TwoOddSocks · 02/04/2015 10:12

Three year old hitting is within the range of normal, most 3 year olds I know do at some point push, snatch or hit when they get overstimulated or frustrated. Some kids have better emotional control at this age than others (just like some kids walk or talk earlier).

There's a big difference between normal and acceptable though. If a child hits, they're not a bad kid or a bully but there's a reason for it and you need to a) help them to understand that violence is never acceptable and b) find out why they're doing it (frustration? Looking for attention? overstimulated?) and give them an alternative way of handling that emotion or communicating their needs.

soapboxqueen · 02/04/2015 10:14

Binky I think that depends on your own experiences. My ds is autistic and I've spent years teaching in mainstream with a high level of additional needs children.
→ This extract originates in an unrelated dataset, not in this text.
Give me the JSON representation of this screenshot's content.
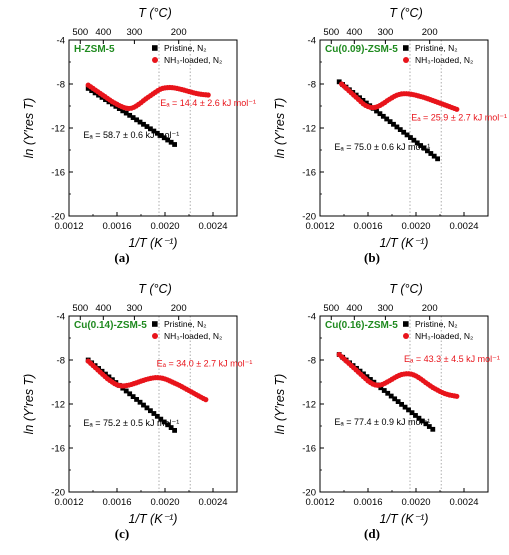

The child's behaviour seems to be normal if you aren't corrected (excluding any other issues).

All children are like little scientists bashing, smelling, seeing, tasting, hearing and licking (maybe just mine Grin) their way around this bizarre planet they've been put on. Everyday is an experiment. What if I do this? Can I do that? How many times can I watch the the same 30 seconds of Wreck it Ralph before mummy sobs in the corner again. The feedback they get dictates their conclusions and subsequent actions. Sometimes extra data is needed to confirm or isolate the answers. However if the data received is corrupted through lack of guidance eg no reprimand, no modelling of behaviour or aversion, then the child is left to make their own conclusions. In this case 'hitting the babies makes a noise'...' the noisy babies get picked up '...' I wonder if that always happens?' Or 'nobody cares if I do that so I might do it again next week '

What should happen is ' hitting babies means I can't play anymore. That's crap. I'm not doing that again. '

If a child is utterly uncontrolled or the discipline is in place but is not being assimilated by the child, then I would start to edge them out of the normal behaviour box.

TaliZorahVasNormandy · 02/04/2015 10:14

Most toddlers have some degree of hitting/biting/scratching etc, mostly short lived phases.